Nevertheless, I believe a coup is unlikely. There were no coup attempts in Peru when Castillo was elected, and none in Chile when Boric was elected. US and Colombian businesses do not like Petro, but they fear social upheaval more. Petro is offering them stability and promises to to respect private property rights including intellectual property rights.
Still, dangers remain because of the particular sectors of the bourgeoisie and especially the lumpen bourgeoisie that will lose out in a Petro presidency. Already, it is clear that Hernandez was the beneficiary of electoral fraud in marginal regions of Colombia.

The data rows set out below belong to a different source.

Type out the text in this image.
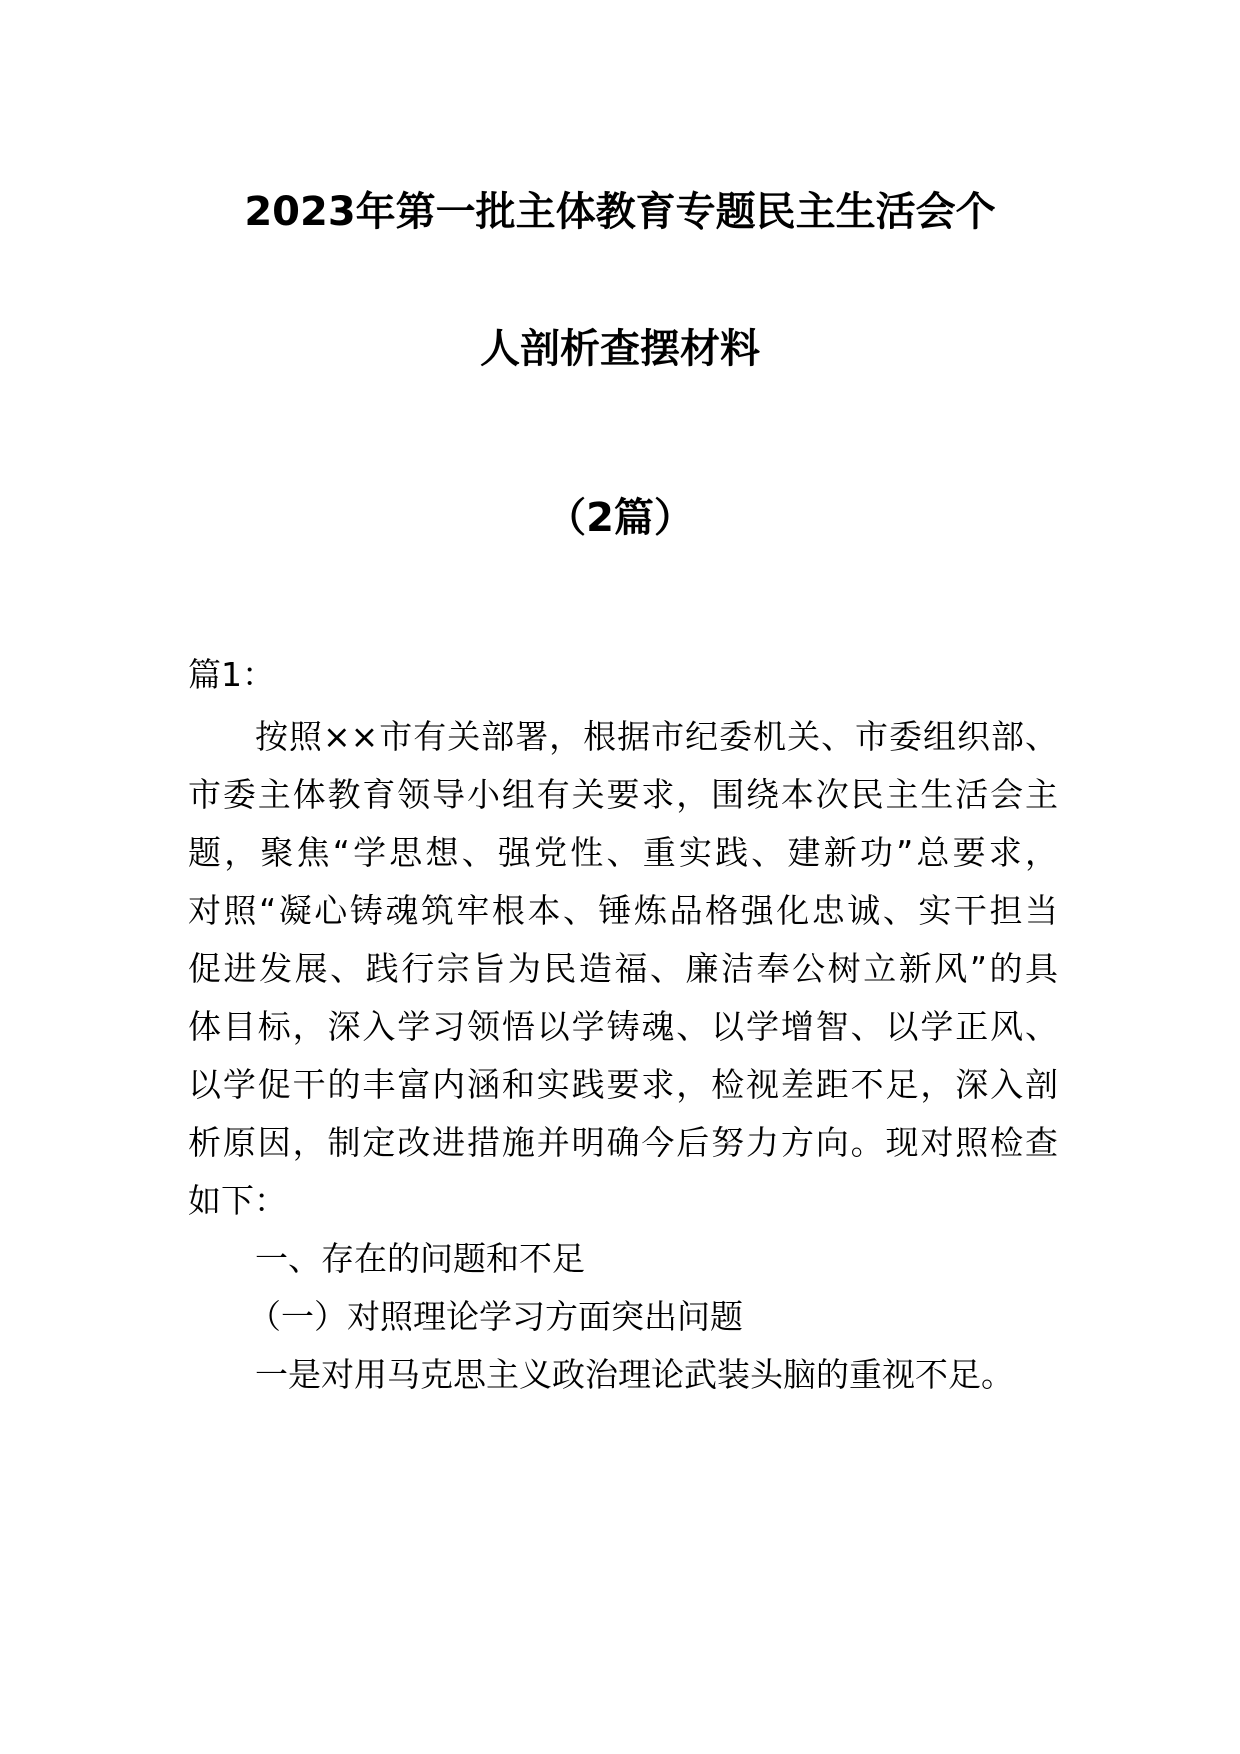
2023年第一批主体教育专题民主生活会个
人剖析查摆材料
（2篇）
篇1：
按照××市有关部署，根据市纪委机关、市委组织部、
市委主体教育领导小组有关要求，围绕本次民主生活会主
题，聚焦“学思想、强党性、重实践、建新功”总要求，
对照“凝心铸魂筑牢根本、锤炼品格强化忠诚、实干担当
促进发展、践行宗旨为民造福、廉洁奉公树立新风”的具
体目标，深入学习领悟以学铸魂、以学增智、以学正风、
以学促干的丰富内涵和实践要求，检视差距不足，深入剖
析原因，制定改进措施并明确今后努力方向。现对照检查
如下：
一、存在的问题和不足
（一）对照理论学习方面突出问题
一是对用马克思主义政治理论武装头脑的重视不足。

The Pacto Historico is now a mass movement, and it mobilized close to 100,000 poll watchers to guard against the electoral fraud of the traditional political machines. Despite its impressive successes, fraud has already been uncovered in the small towns and rural areas where Hernandez racked up his most important victories.
Possible Assassination
More ominously, Colombia has a tradition of assassinating left wing political candidates that came anywhere close to gaining political power. The tradition

Carlos Pizarro, one of several Colombian presidential candidates who were assassinated.
began with the assassination of Jorge Eliecer Gaitain in 1948 and continued in the 1980’s and 1990s with the assassinations of presidential candidates Jaime Pardo Leal, Luis Carlos Galan, Bernardo Jaramillo and Carlos Pizarro.

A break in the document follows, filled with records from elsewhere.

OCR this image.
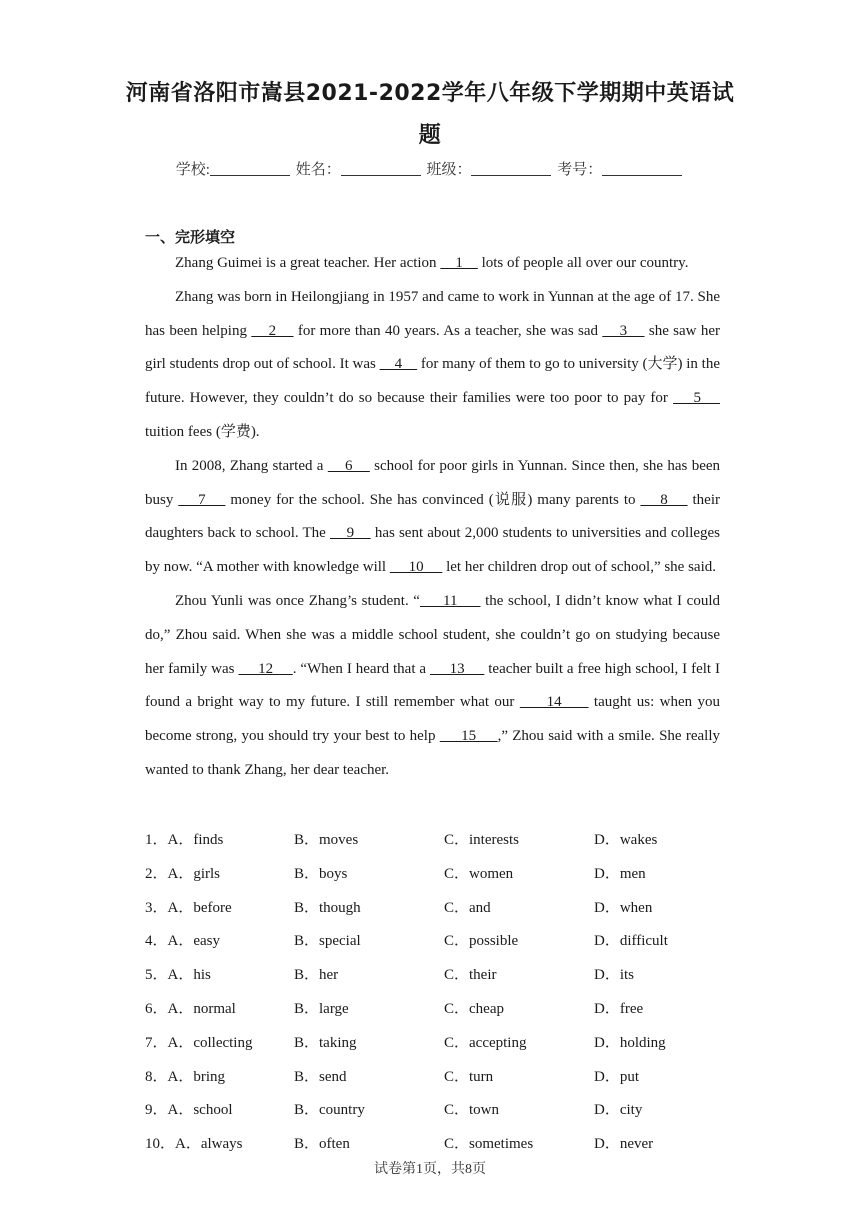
河南省洛阳市嵩县2021-2022学年八年级下学期期中英语试
题
学校:	姓名：	班级：	考号：
一、完形填空

Zhang Guimei is a great teacher. Her action     1     lots of people all over our country.

Zhang was born in Heilongjiang in 1957 and came to work in Yunnan at the age of 17. She has been helping     2     for more than 40 years. As a teacher, she was sad     3     she saw her girl students drop out of school. It was     4     for many of them to go to university (大学) in the future. However, they couldn’t do so because their families were too poor to pay for     5     tuition fees (学费).

In 2008, Zhang started a     6     school for poor girls in Yunnan. Since then, she has been busy     7     money for the school. She has convinced (说服) many parents to     8     their daughters back to school. The     9     has sent about 2,000 students to universities and colleges by now. “A mother with knowledge will      10      let her children drop out of school,” she said.

Zhou Yunli was once Zhang’s student. “     11      the school, I didn’t know what I could do,” Zhou said. When she was a middle school student, she couldn’t go on studying because her family was      12     . “When I heard that a      13      teacher built a free high school, I felt I found a bright way to my future. I still remember what our      14      taught us: when you become strong, you should try your best to help      15     ,” Zhou said with a smile. She really wanted to thank Zhang, her dear teacher.

1．A．finds	B．moves	C．interests	D．wakes
2．A．girls	B．boys	C．women	D．men
3．A．before	B．though	C．and	D．when
4．A．easy	B．special	C．possible	D．difficult
5．A．his	B．her	C．their	D．its
6．A．normal	B．large	C．cheap	D．free
7．A．collecting	B．taking	C．accepting	D．holding
8．A．bring	B．send	C．turn	D．put
9．A．school	B．country	C．town	D．city
10．A．always	B．often	C．sometimes	D．never
试卷第1页，共8页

Petro has more than 60 of his own bodyguards who protect him, sometimes speaks behind bullet proof barriers, and has cancelled mass rallies when there has been evidence of assignation attempts underway. Both Petro and his vice presidential candidate, Francia Marquez have survived assassination attempts.
Next Government Unstable
Whether Petro or Hernandez is elected, the next government is not likely to be stable. In either case, the turmoil of the world economy is going to roil the Colombian economy. In either case, the increasingly more damaging floods and droughts ravaging the country due to global warming are going to get worse, and in either case, the new president will not control any of the other institutions of the Colombian state: not the congress, not the Senate, not the military, not the courts, and not the central bank.
In the case of an Hernandez victory, it is clear that the new government will fall into line behind the traditional political machines. Ruinous business as usual will lead to a renewal of the mass movements that shook the country prior to the electoral season. In the case of a Petro victory, there will be sharp conflict between the new president and the other institutions of government. This might delay the reemergence of the mass movement, but likely not for long.
Oaklandsocialist adds: History has seen similar waves of leftists elected in Latin America before. It was known as the “Pink Tide”, and it demonstrated a reaction against neoliberal policies, policies of driving down wages and cutting government social services, all in the interest of attracting foreign investment. The problem was that under capitalism, there really isn’t much of an alternative, but those elected failed to go all the way and move to end capitalism itself. As a result, those representing half steps were rejected and a wave of conservative administrations followed them. So, while an election of these new left governments should be welcomed, in and of themselves they will not be able to solve the real problems.

Gustavo Petro on the campaign trail.